The collaboration will leverage Cepheid's GeneXpert System, more than 7,500 of which are placed globally, including more than 3,500 in 110 low-resource countries under Cepheid's High-Burden Developing Country program. Xpert MTB/RIF Ultra will run on existing six color GeneXpert Systems and is expected to be provided to HBDC markets at the same price as Xpert MTB/RIF, the partners said. The new test is anticipated to be available to the HBDC market in the first half of 2016.

The partners said that because target DNA in patient samples with early stage TB is at levels that elude detection, current tests have difficulty detecting the disease. To solve this problem, they plan to leverage Cepheid's cartridge-based nested PCR amplification capability to amplify patient DNA samples to a level where they can be detected more accurately.

The Xpert MTB/RIF test has a limit of detection of 130 cfu/ml. For the Xpert MTB/RIF Ultra test, Cepheid will employ new technologies, including a larger DNA reaction chamber in the cartridge, to bring the limit of detection down 10-fold to about 10 cfu/ml across all strains, a level that the partners said is similar to or better than liquid culture.

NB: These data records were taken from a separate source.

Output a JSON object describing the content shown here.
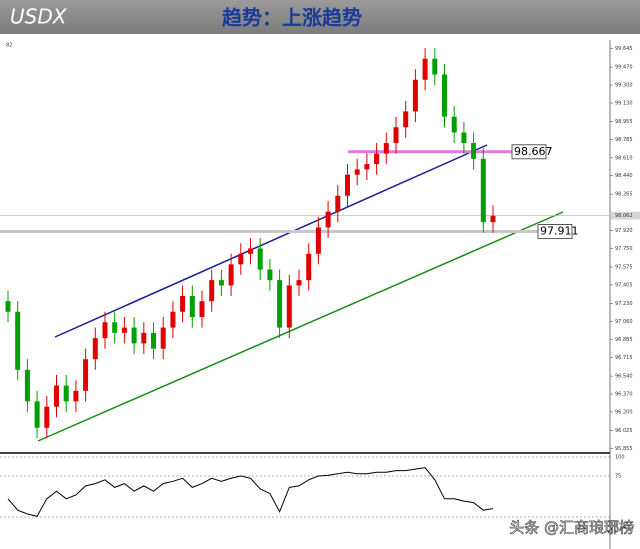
{
  "header": {
    "title": "USDX",
    "subtitle": "趋势：上涨趋势"
  },
  "chart_data": {
    "type": "candlestick",
    "corner_label": "82",
    "open": [
      97.25,
      97.15,
      96.6,
      96.3,
      96.05,
      96.25,
      96.45,
      96.3,
      96.4,
      96.7,
      96.9,
      97.05,
      96.95,
      97.0,
      96.85,
      96.95,
      96.8,
      97.0,
      97.15,
      97.3,
      97.1,
      97.25,
      97.45,
      97.4,
      97.6,
      97.7,
      97.75,
      97.55,
      97.45,
      97.0,
      97.4,
      97.45,
      97.7,
      97.95,
      98.1,
      98.25,
      98.45,
      98.5,
      98.55,
      98.65,
      98.75,
      98.9,
      99.05,
      99.35,
      99.55,
      99.4,
      99.0,
      98.85,
      98.75,
      98.6,
      98.0
    ],
    "high": [
      97.35,
      97.25,
      96.7,
      96.4,
      96.35,
      96.55,
      96.55,
      96.5,
      96.8,
      97.0,
      97.15,
      97.15,
      97.1,
      97.1,
      97.05,
      97.05,
      97.1,
      97.25,
      97.4,
      97.4,
      97.35,
      97.55,
      97.55,
      97.7,
      97.8,
      97.85,
      97.85,
      97.65,
      97.55,
      97.5,
      97.55,
      97.8,
      98.05,
      98.2,
      98.35,
      98.55,
      98.6,
      98.65,
      98.75,
      98.85,
      99.0,
      99.15,
      99.45,
      99.65,
      99.65,
      99.5,
      99.1,
      98.95,
      98.85,
      98.7,
      98.16
    ],
    "low": [
      97.05,
      96.5,
      96.2,
      95.95,
      95.95,
      96.15,
      96.2,
      96.2,
      96.3,
      96.6,
      96.8,
      96.85,
      96.85,
      96.75,
      96.75,
      96.7,
      96.7,
      96.9,
      97.05,
      97.0,
      97.0,
      97.15,
      97.3,
      97.3,
      97.5,
      97.6,
      97.45,
      97.35,
      96.9,
      96.9,
      97.3,
      97.35,
      97.6,
      97.85,
      98.0,
      98.15,
      98.35,
      98.4,
      98.45,
      98.55,
      98.65,
      98.8,
      98.95,
      99.25,
      99.3,
      98.9,
      98.75,
      98.65,
      98.5,
      97.9,
      97.9
    ],
    "close": [
      97.15,
      96.6,
      96.3,
      96.05,
      96.25,
      96.45,
      96.3,
      96.4,
      96.7,
      96.9,
      97.05,
      96.95,
      97.0,
      96.85,
      96.95,
      96.8,
      97.0,
      97.15,
      97.3,
      97.1,
      97.25,
      97.45,
      97.4,
      97.6,
      97.7,
      97.75,
      97.55,
      97.45,
      97.0,
      97.4,
      97.45,
      97.7,
      97.95,
      98.1,
      98.25,
      98.45,
      98.5,
      98.55,
      98.65,
      98.75,
      98.9,
      99.05,
      99.35,
      99.55,
      99.4,
      99.0,
      98.85,
      98.75,
      98.6,
      98.0,
      98.06
    ],
    "up_color": "#e00000",
    "down_color": "#00a000",
    "ylim": [
      95.82,
      99.68
    ],
    "yticks": [
      {
        "value": 99.645,
        "label": "99.645"
      },
      {
        "value": 99.47,
        "label": "99.470"
      },
      {
        "value": 99.3,
        "label": "99.300"
      },
      {
        "value": 99.13,
        "label": "99.130"
      },
      98.955,
      98.785,
      {
        "value": 98.61,
        "label": "98.610"
      },
      {
        "value": 98.44,
        "label": "98.440"
      },
      98.265,
      {
        "value": 97.92,
        "label": "97.920"
      },
      {
        "value": 97.75,
        "label": "97.750"
      },
      97.575,
      97.405,
      {
        "value": 97.23,
        "label": "97.230"
      },
      {
        "value": 97.06,
        "label": "97.060"
      },
      96.885,
      96.715,
      {
        "value": 96.54,
        "label": "96.540"
      },
      {
        "value": 96.37,
        "label": "96.370"
      },
      {
        "value": 96.2,
        "label": "96.200"
      },
      96.025,
      95.855
    ],
    "current_price": 98.062,
    "levels": [
      {
        "value": 98.667,
        "color": "#e07ae0"
      },
      {
        "value": 97.911,
        "color": "#c8c8c8"
      }
    ],
    "indicator": {
      "values": [
        45,
        30,
        25,
        22,
        45,
        55,
        45,
        50,
        62,
        65,
        70,
        60,
        65,
        55,
        62,
        55,
        65,
        68,
        72,
        60,
        65,
        72,
        68,
        72,
        75,
        72,
        58,
        52,
        28,
        60,
        62,
        70,
        75,
        76,
        78,
        80,
        78,
        78,
        80,
        80,
        82,
        82,
        84,
        86,
        70,
        45,
        45,
        42,
        40,
        30,
        32
      ],
      "color": "#000000",
      "ylim": [
        0,
        100
      ],
      "yticks": [
        100,
        75
      ]
    }
  },
  "watermark": "头条 @汇商琅琊榜"
}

"The low sensitivity of smear microscopy limits its impact on TB control," FIND CEO Catharina Boehme said in a statement. "Xpert MTB/RIF Ultra has great potential to transform the way we diagnose the 3 million people who every year fail to receive TB testing or treatment."

Cepheid also is developing a test to specifically call out extensively drug-resistant (XDR) tuberculosis, a form of multidrug-resistant TB that is resistant to the most potent TB drugs — isoniazid, rifamplin, aminoglycosides, and any fluoroquinotone.

FIND is a non-profit organization supporting the development of diagnostic tests for "diseases of poverty," including malaria, sleeping sickness, hepatitis C, leishmaniasis, and Chagas disease, as well as TB.